Natural Language Processing

devank
10 Apr 2016

Johns Hopkins University - Coursera Data Science Capstone Project in cooperation with SwiftKey.

Procedures

Following tasks are performed.

  • Task 1: Getting and Cleaning the Data
  • Task 2: Exploratory Data Analysis
  • Task 3: Modeling
  • Task 4: Prediction Model
  • Task 5: Creative Exploration
  • Task 6: Data Product
  • Task 7: Slide Deck

Corpus data comes from a corpus called HC Corpora. Excisiting R packages were used for text mining and natural language processing.

Underlying Algorithm

This model reads last few words of a sentence and uses statistics about a large collection of English sentences to predict the most probable next word. Sample is from blogs, news and Twitter.
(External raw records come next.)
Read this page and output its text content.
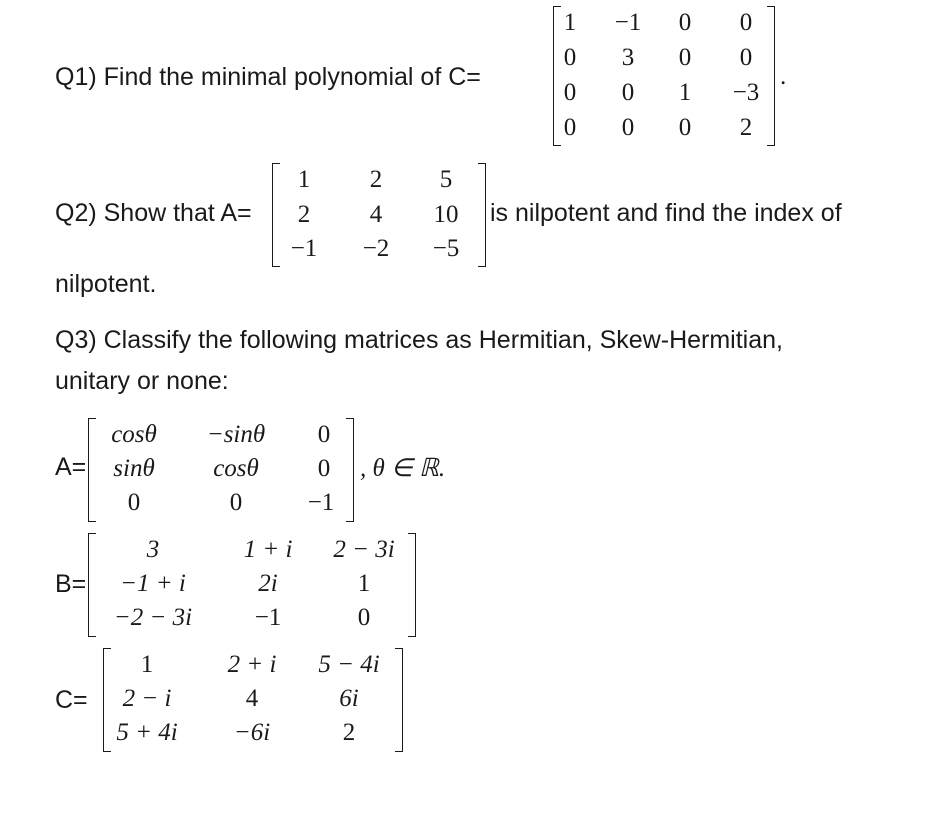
Q1) Find the minimal polynomial of C=
1	−1	0	0
0	3	0	0
0	0	1	−3
0	0	0	2
.
Q2) Show that A=
1	2	5
2	4	10
−1	−2	−5
is nilpotent and find the index of
nilpotent.
Q3) Classify the following matrices as Hermitian, Skew-Hermitian,
unitary or none:
A=
cosθ	−sinθ	0
sinθ	cosθ	0
0	0	−1
, θ ∈ ℝ.
B=
3	1 + i	2 − 3i
−1 + i	2i	1
−2 − 3i	−1	0
C=
1	2 + i	5 − 4i
2 − i	4	6i
5 + 4i	−6i	2
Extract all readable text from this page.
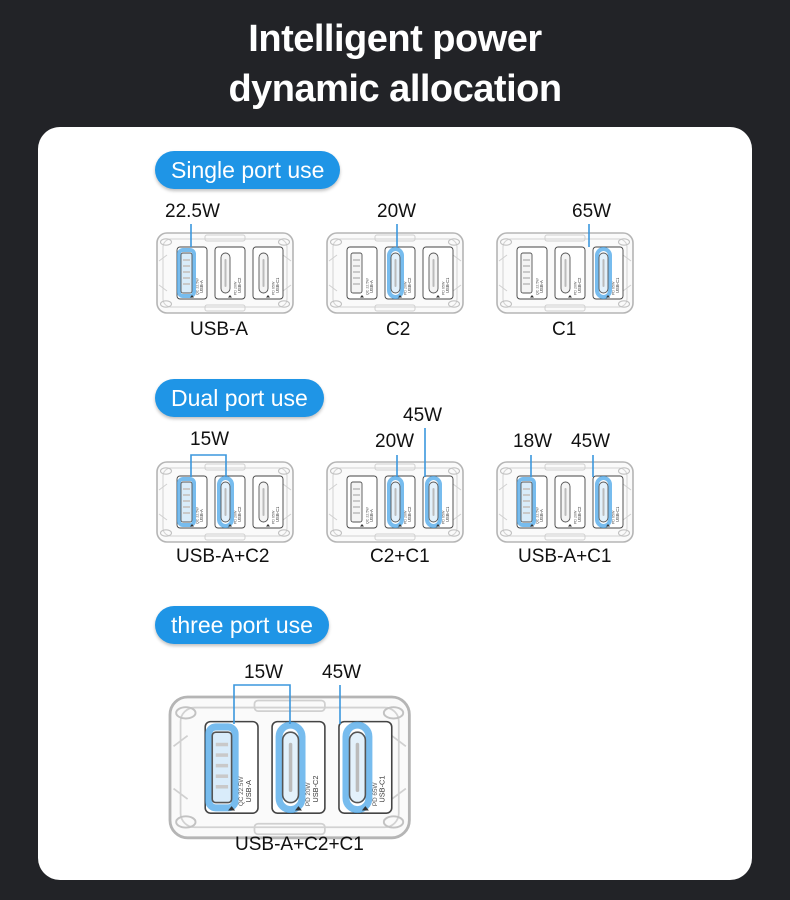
Intelligent power
dynamic allocation
Single port use
Dual port use
three port use
USB-A
QC 22.5W	USB-C2
PD 20W	USB-C1
PD 65W	USB-A
QC 22.5W	USB-C2
PD 20W	USB-C1
PD 65W	USB-A
QC 22.5W	USB-C2
PD 20W	USB-C1
PD 65W
USB-A
QC 22.5W	USB-C2
PD 20W	USB-C1
PD 65W	USB-A
QC 22.5W	USB-C2
PD 20W	USB-C1
PD 65W	USB-A
QC 22.5W	USB-C2
PD 20W	USB-C1
PD 65W
USB-A
QC 22.5W	USB-C2
PD 20W	USB-C1
PD 65W
22.5W	20W	65W
15W	20W
45W
18W 45W
15W 45W
USB-A	C2	C1
USB-A+C2	C2+C1	USB-A+C1
USB-A+C2+C1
First the data sample was cleaned. Then the sample data was tokenized into n-grams. Following n-grams were created to get the frequency dictionaries.
  • unigram
  • bigrams
  • trigrams
  • quadgrams
Above data.frames are used to predict the next word for a given word.

Instructions

You need to enter a word in the input field given.

Application Screenshot

  • The predicted word appears bellow.
  • Number of words to predict is shown on the right.
  • N/A appears if the app can't predict

Embedded live version is loaded here.

Not working? Please visit: https://devank.shinyapps.io/NPLshinny.

Next Steps?

  • Currently only last 3 words are considered. This could be expanded to include broader sentences.
  • Currently numerics are not considered.
  • Out put is a continuous sentence. It never finishes. Need to look at the whole sentance.